If the RO is a wall of text or scattered across three screens, technicians will miss something. Make it scannable.

What's the final review step before an RO goes to the bay?

The last check is yours. Before that RO leaves the service desk, you should be able to answer these questions in 30 seconds:

  • Do I know what the customer's actual problem is?
  • Do I know how much this will cost and has the customer approved it?
  • Do I have the parts or do I know when they'll arrive?
  • Is the technician clear on what to do?
  • Will I be able to reach the customer if I need approval?

If you can't answer all five in 30 seconds, the RO isn't ready. It goes back to the service advisor or the customer.
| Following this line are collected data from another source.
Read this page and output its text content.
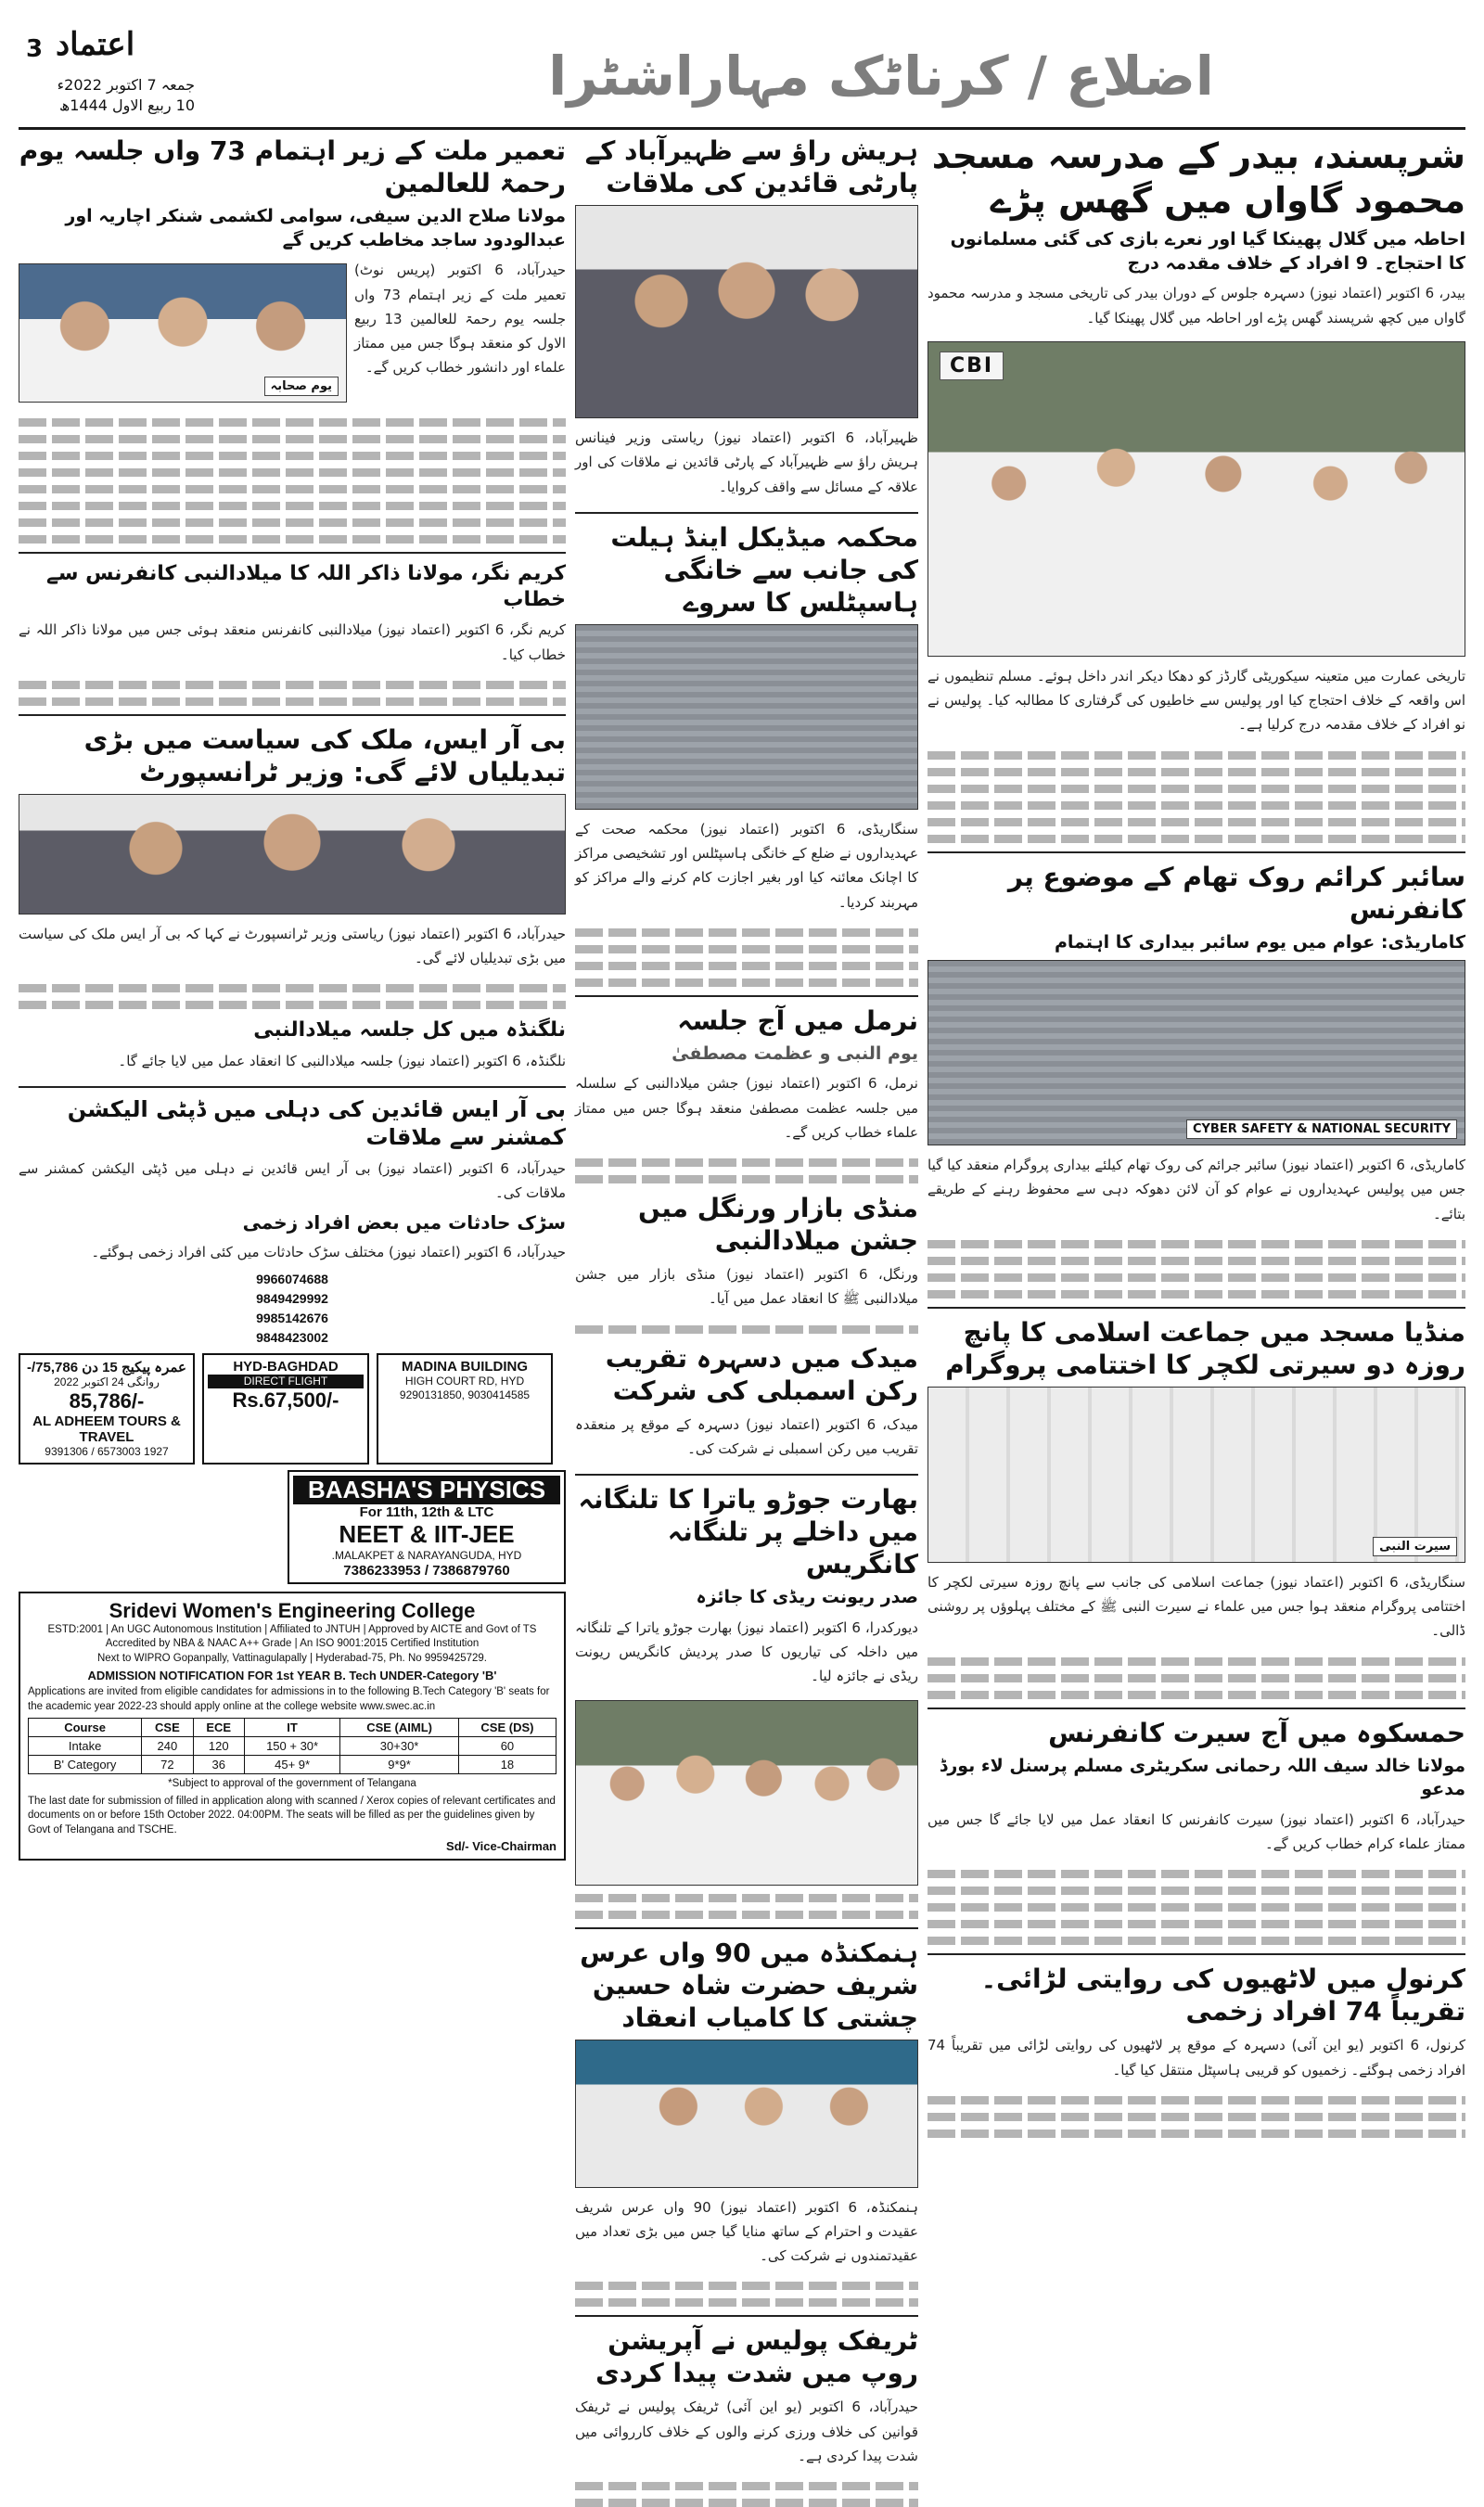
3 اعتماد
جمعہ 7 اکتوبر 2022ء
10 ربیع الاول 1444ھ	اضلاع / کرناٹک مہاراشٹرا
شرپسند، بیدر کے مدرسہ مسجد محمود گاواں میں گھس پڑے
احاطہ میں گلال پھینکا گیا اور نعرے بازی کی گئی مسلمانوں کا احتجاج۔ 9 افراد کے خلاف مقدمہ درج

بیدر، 6 اکتوبر (اعتماد نیوز) دسہرہ جلوس کے دوران بیدر کی تاریخی مسجد و مدرسہ محمود گاواں میں کچھ شرپسند گھس پڑے اور احاطہ میں گلال پھینکا گیا۔

CBI

تاریخی عمارت میں متعینہ سیکوریٹی گارڈز کو دھکا دیکر اندر داخل ہوئے۔ مسلم تنظیموں نے اس واقعہ کے خلاف احتجاج کیا اور پولیس سے خاطیوں کی گرفتاری کا مطالبہ کیا۔ پولیس نے نو افراد کے خلاف مقدمہ درج کرلیا ہے۔

سائبر کرائم روک تھام کے موضوع پر کانفرنس
کاماریڈی: عوام میں یوم سائبر بیداری کا اہتمام
CYBER SAFETY & NATIONAL SECURITY

کاماریڈی، 6 اکتوبر (اعتماد نیوز) سائبر جرائم کی روک تھام کیلئے بیداری پروگرام منعقد کیا گیا جس میں پولیس عہدیداروں نے عوام کو آن لائن دھوکہ دہی سے محفوظ رہنے کے طریقے بتائے۔

منڈیا مسجد میں جماعت اسلامی کا پانچ روزہ دو سیرتی لکچر کا اختتامی پروگرام
سیرت النبی

سنگاریڈی، 6 اکتوبر (اعتماد نیوز) جماعت اسلامی کی جانب سے پانچ روزہ سیرتی لکچر کا اختتامی پروگرام منعقد ہوا جس میں علماء نے سیرت النبی ﷺ کے مختلف پہلوؤں پر روشنی ڈالی۔

حمسکوہ میں آج سیرت کانفرنس
مولانا خالد سیف اللہ رحمانی سکریٹری مسلم پرسنل لاء بورڈ مدعو

حیدرآباد، 6 اکتوبر (اعتماد نیوز) سیرت کانفرنس کا انعقاد عمل میں لایا جائے گا جس میں ممتاز علماء کرام خطاب کریں گے۔

کرنول میں لاٹھیوں کی روایتی لڑائی۔ تقریباً 74 افراد زخمی

کرنول، 6 اکتوبر (یو این آئی) دسہرہ کے موقع پر لاٹھیوں کی روایتی لڑائی میں تقریباً 74 افراد زخمی ہوگئے۔ زخمیوں کو قریبی ہاسپٹل منتقل کیا گیا۔

ہریش راؤ سے ظہیرآباد کے پارٹی قائدین کی ملاقات

ظہیرآباد، 6 اکتوبر (اعتماد نیوز) ریاستی وزیر فینانس ہریش راؤ سے ظہیرآباد کے پارٹی قائدین نے ملاقات کی اور علاقہ کے مسائل سے واقف کروایا۔

محکمہ میڈیکل اینڈ ہیلت کی جانب سے خانگی ہاسپٹلس کا سروے

سنگاریڈی، 6 اکتوبر (اعتماد نیوز) محکمہ صحت کے عہدیداروں نے ضلع کے خانگی ہاسپٹلس اور تشخیصی مراکز کا اچانک معائنہ کیا اور بغیر اجازت کام کرنے والے مراکز کو مہربند کردیا۔

نرمل میں آج جلسہ
یوم النبی و عظمت مصطفیٰ

نرمل، 6 اکتوبر (اعتماد نیوز) جشن میلادالنبی کے سلسلہ میں جلسہ عظمت مصطفیٰ منعقد ہوگا جس میں ممتاز علماء خطاب کریں گے۔

منڈی بازار ورنگل میں جشن میلادالنبی

ورنگل، 6 اکتوبر (اعتماد نیوز) منڈی بازار میں جشن میلادالنبی ﷺ کا انعقاد عمل میں آیا۔

میدک میں دسہرہ تقریب رکن اسمبلی کی شرکت

میدک، 6 اکتوبر (اعتماد نیوز) دسہرہ کے موقع پر منعقدہ تقریب میں رکن اسمبلی نے شرکت کی۔

بھارت جوڑو یاترا کا تلنگانہ میں داخلے پر تلنگانہ کانگریس
صدر ریونت ریڈی کا جائزہ

دیورکدرا، 6 اکتوبر (اعتماد نیوز) بھارت جوڑو یاترا کے تلنگانہ میں داخلہ کی تیاریوں کا صدر پردیش کانگریس ریونت ریڈی نے جائزہ لیا۔

ہنمکنڈہ میں 90 واں عرس شریف حضرت شاہ حسین چشتی کا کامیاب انعقاد

ہنمکنڈہ، 6 اکتوبر (اعتماد نیوز) 90 واں عرس شریف عقیدت و احترام کے ساتھ منایا گیا جس میں بڑی تعداد میں عقیدتمندوں نے شرکت کی۔

ٹریفک پولیس نے آپریشن روپ میں شدت پیدا کردی

حیدرآباد، 6 اکتوبر (یو این آئی) ٹریفک پولیس نے ٹریفک قوانین کی خلاف ورزی کرنے والوں کے خلاف کارروائی میں شدت پیدا کردی ہے۔

تعمیر ملت کے زیر اہتمام 73 واں جلسہ یوم رحمۃ للعالمین
مولانا صلاح الدین سیفی، سوامی لکشمی شنکر اچاریہ اور عبدالودود ساجد مخاطب کریں گے
یوم صحابہ

حیدرآباد، 6 اکتوبر (پریس نوٹ) تعمیر ملت کے زیر اہتمام 73 واں جلسہ یوم رحمۃ للعالمین 13 ربیع الاول کو منعقد ہوگا جس میں ممتاز علماء اور دانشور خطاب کریں گے۔

کریم نگر، مولانا ذاکر اللہ کا میلادالنبی کانفرنس سے خطاب

کریم نگر، 6 اکتوبر (اعتماد نیوز) میلادالنبی کانفرنس منعقد ہوئی جس میں مولانا ذاکر اللہ نے خطاب کیا۔

بی آر ایس، ملک کی سیاست میں بڑی تبدیلیاں لائے گی: وزیر ٹرانسپورٹ

حیدرآباد، 6 اکتوبر (اعتماد نیوز) ریاستی وزیر ٹرانسپورٹ نے کہا کہ بی آر ایس ملک کی سیاست میں بڑی تبدیلیاں لائے گی۔

نلگنڈہ میں کل جلسہ میلادالنبی

نلگنڈہ، 6 اکتوبر (اعتماد نیوز) جلسہ میلادالنبی کا انعقاد عمل میں لایا جائے گا۔

بی آر ایس قائدین کی دہلی میں ڈپٹی الیکشن کمشنر سے ملاقات

حیدرآباد، 6 اکتوبر (اعتماد نیوز) بی آر ایس قائدین نے دہلی میں ڈپٹی الیکشن کمشنر سے ملاقات کی۔

سڑک حادثات میں بعض افراد زخمی

حیدرآباد، 6 اکتوبر (اعتماد نیوز) مختلف سڑک حادثات میں کئی افراد زخمی ہوگئے۔

9966074688
9849429992
9985142676
9848423002
عمرہ پیکیج 15 دن 75,786/-
روانگی 24 اکتوبر 2022
85,786/-
AL ADHEEM TOURS & TRAVEL
9391306 / 6573003 1927
HYD-BAGHDAD
DIRECT FLIGHT
Rs.67,500/-
MADINA BUILDING
HIGH COURT RD, HYD
9290131850, 9030414585
BAASHA'S PHYSICS
For 11th, 12th & LTC
NEET & IIT-JEE
MALAKPET & NARAYANGUDA, HYD.
7386879760 / 7386233953
Sridevi Women's Engineering College
ESTD:2001 | An UGC Autonomous Institution | Affiliated to JNTUH | Approved by AICTE and Govt of TS
Accredited by NBA & NAAC A++ Grade | An ISO 9001:2015 Certified Institution
Next to WIPRO Gopanpally, Vattinagulapally | Hyderabad-75, Ph. No 9959425729.
ADMISSION NOTIFICATION FOR 1st YEAR B. Tech UNDER-Category 'B'
Applications are invited from eligible candidates for admissions in to the following B.Tech Category 'B' seats for the academic year 2022-23 should apply online at the college website www.swec.ac.in
Course	CSE	ECE	IT	CSE (AIML)	CSE (DS)
Intake	240	120	150 + 30*	30+30*	60
B' Category	72	36	45+ 9*	9*9*	18
*Subject to approval of the government of Telangana
The last date for submission of filled in application along with scanned / Xerox copies of relevant certificates and documents on or before 15th October 2022. 04:00PM. The seats will be filled as per the guidelines given by Govt of Telangana and TSCHE.
Sd/- Vice-Chairman
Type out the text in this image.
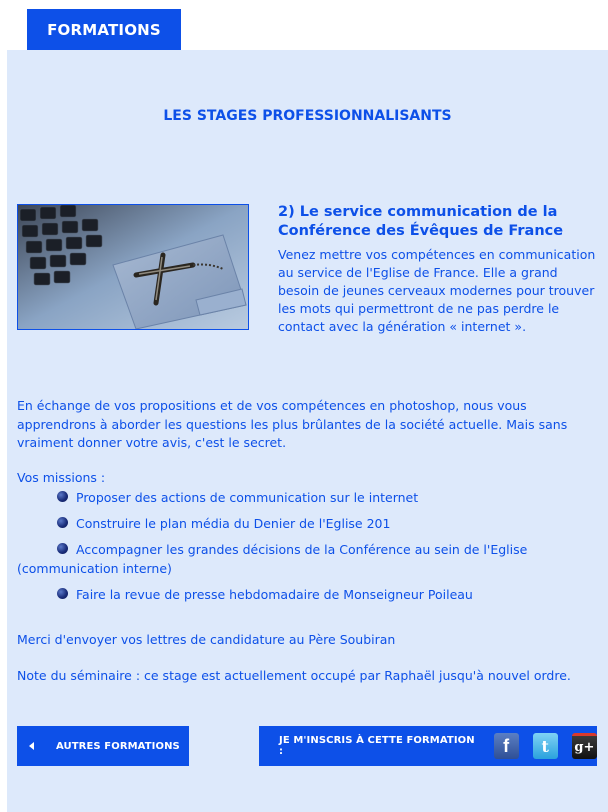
FORMATIONS
LES STAGES PROFESSIONNALISANTS
2) Le service communication de la
Conférence des Évêques de France
Venez mettre vos compétences en communication au service de l'Eglise de France. Elle a grand besoin de jeunes cerveaux modernes pour trouver les mots qui permettront de ne pas perdre le contact avec la génération « internet ».
En échange de vos propositions et de vos compétences en photoshop, nous vous apprendrons à aborder les questions les plus brûlantes de la société actuelle. Mais sans vraiment donner votre avis, c'est le secret.
Vos missions :
Proposer des actions de communication sur le internet
Construire le plan média du Denier de l'Eglise 201
Accompagner les grandes décisions de la Conférence au sein de l'Eglise (communication interne)
Faire la revue de presse hebdomadaire de Monseigneur Poileau
Merci d'envoyer vos lettres de candidature au Père Soubiran
Note du séminaire : ce stage est actuellement occupé par Raphaël jusqu'à nouvel ordre.
AUTRES FORMATIONS	JE M'INSCRIS À CETTE FORMATION :	f	t	g+
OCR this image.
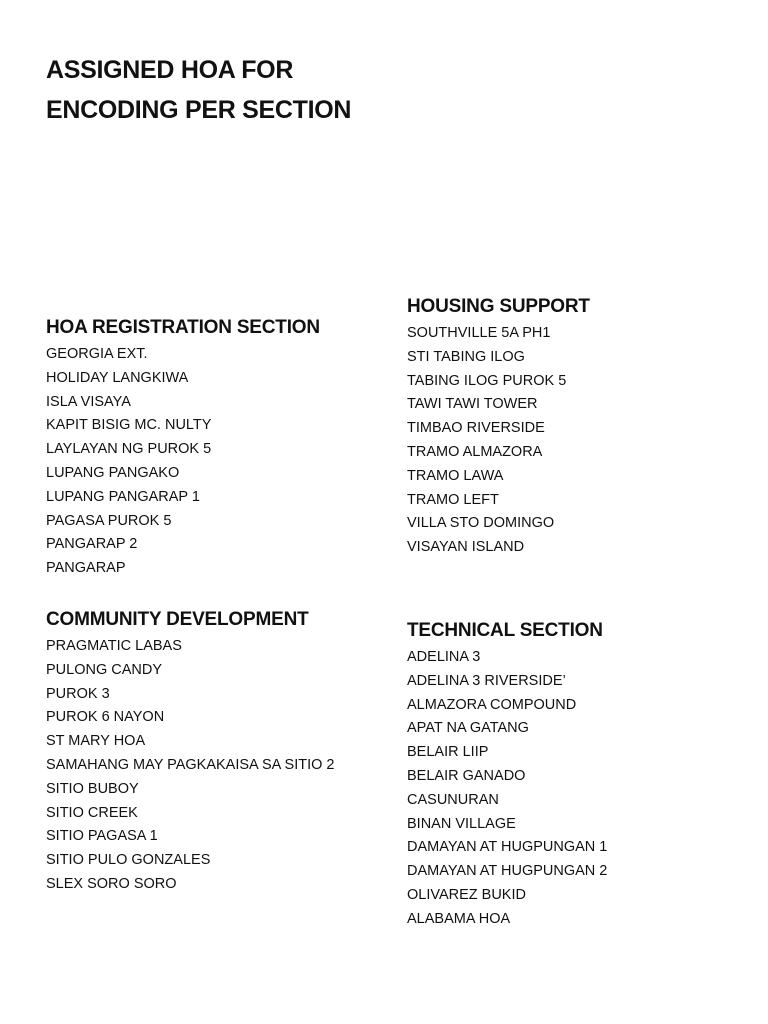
ASSIGNED HOA FOR
ENCODING PER SECTION
HOA REGISTRATION SECTION
GEORGIA EXT.
HOLIDAY LANGKIWA
ISLA VISAYA
KAPIT BISIG MC. NULTY
LAYLAYAN NG PUROK 5
LUPANG PANGAKO
LUPANG PANGARAP 1
PAGASA PUROK 5
PANGARAP 2
PANGARAP
HOUSING SUPPORT
SOUTHVILLE 5A PH1
STI TABING ILOG
TABING ILOG PUROK 5
TAWI TAWI TOWER
TIMBAO RIVERSIDE
TRAMO ALMAZORA
TRAMO LAWA
TRAMO LEFT
VILLA STO DOMINGO
VISAYAN ISLAND
COMMUNITY DEVELOPMENT
PRAGMATIC LABAS
PULONG CANDY
PUROK 3
PUROK 6 NAYON
ST MARY HOA
SAMAHANG MAY PAGKAKAISA SA SITIO 2
SITIO BUBOY
SITIO CREEK
SITIO PAGASA 1
SITIO PULO GONZALES
SLEX SORO SORO
TECHNICAL SECTION
ADELINA 3
ADELINA 3 RIVERSIDE’
ALMAZORA COMPOUND
APAT NA GATANG
BELAIR LIIP
BELAIR GANADO
CASUNURAN
BINAN VILLAGE
DAMAYAN AT HUGPUNGAN 1
DAMAYAN AT HUGPUNGAN 2
OLIVAREZ BUKID
ALABAMA HOA
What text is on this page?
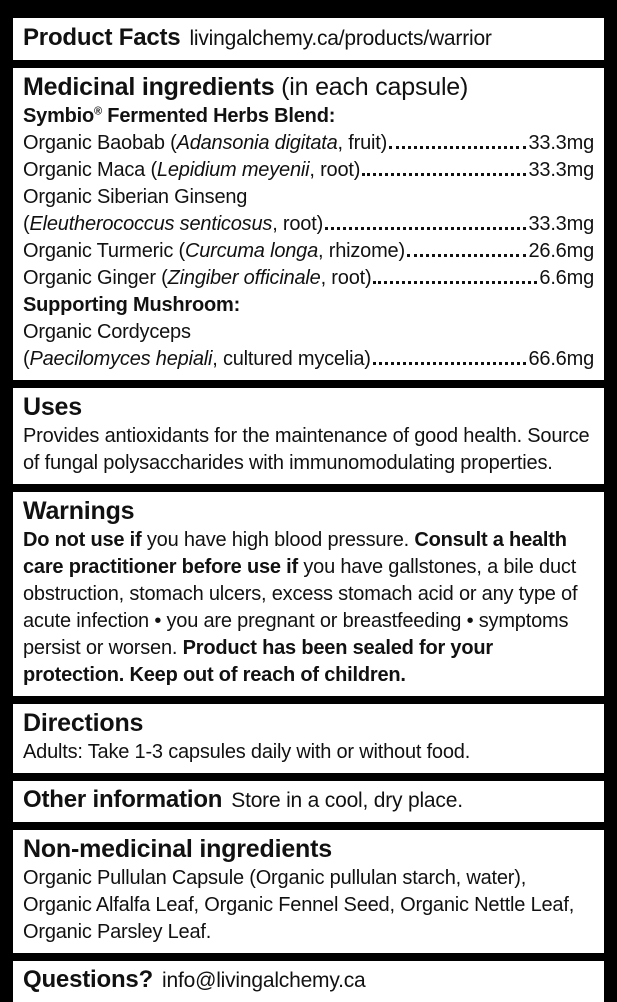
Product Facts livingalchemy.ca/products/warrior
Medicinal ingredients (in each capsule)
Symbio® Fermented Herbs Blend:
Organic Baobab (Adansonia digitata, fruit)	33.3mg
Organic Maca (Lepidium meyenii, root)	33.3mg
Organic Siberian Ginseng
(Eleutherococcus senticosus, root)	33.3mg
Organic Turmeric (Curcuma longa, rhizome)	26.6mg
Organic Ginger (Zingiber officinale, root)	6.6mg
Supporting Mushroom:
Organic Cordyceps
(Paecilomyces hepiali, cultured mycelia)	66.6mg
Uses

Provides antioxidants for the maintenance of good health. Source of fungal polysaccharides with immunomodulating properties.

Warnings

Do not use if you have high blood pressure. Consult a health care practitioner before use if you have gallstones, a bile duct obstruction, stomach ulcers, excess stomach acid or any type of acute infection • you are pregnant or breastfeeding • symptoms persist or worsen. Product has been sealed for your protection. Keep out of reach of children.

Directions

Adults: Take 1-3 capsules daily with or without food.

Other information Store in a cool, dry place.
Non-medicinal ingredients

Organic Pullulan Capsule (Organic pullulan starch, water), Organic Alfalfa Leaf, Organic Fennel Seed, Organic Nettle Leaf, Organic Parsley Leaf.

Questions? info@livingalchemy.ca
This sounds rigid, but it's not. It's the minimum standard. Stores that get this right tend to have fewer comebacks, faster cycle times, higher technician efficiency, and better CSI scores. The checklist isn't slowing you down,it's saving time by preventing rework.

Frequently asked questions

Should the service manager or the service advisor write the repair order?

The service advisor takes the initial complaint and begins the RO; the service manager reviews and finalizes it before it goes to the bay. This division of labor works best because the advisor stays focused on the customer interaction while the manager ensures accuracy and completeness. In smaller shops, one person may do both, but the checklist stays the same.

What should you do if a customer disputes the vehicle condition notes later?

This is exactly why you document condition on arrival. If a customer claims you scratched their bumper and your RO shows the scratch was already there, you have proof. Photos are even better. Without documentation, it's your word against theirs, and you'll lose the dispute and the customer.

How detailed should the customer complaint section be?

Detailed enough that a technician who wasn't present can understand the symptom and attempt to reproduce it. "Grinding noise on cold start, goes away after 2 minutes" is good. "Noise" is not. If you can't describe it in 2–3 sentences, you need to ride along or have the technician test drive with the customer before work begins.

Can you combine multiple service codes on one repair order?

Yes, but use separate line items for each service code. An oil change, tire rotation, and brake inspection should each have their own code and labor hours on the same RO. This keeps your reporting accurate and lets you track which services drive profitability and customer attachment.

What's the best way to handle a repair that might exceed the customer's budget?

Call the customer before the technician starts work. Explain what you found, what it will cost, and what the options are (repair fully, repair partially, defer). A customer is always happier when they're involved in the decision before the job begins, not surprised by the bill afterward.

Should you write a new repair order or add to an existing one if a customer brings the car back for the same issue?

Create a separate RO that references the original RO number. This preserves a clear history and shows that the first repair didn't solve the problem. It also protects you if a warranty claim or customer complaint arises,you have documentation of both visits.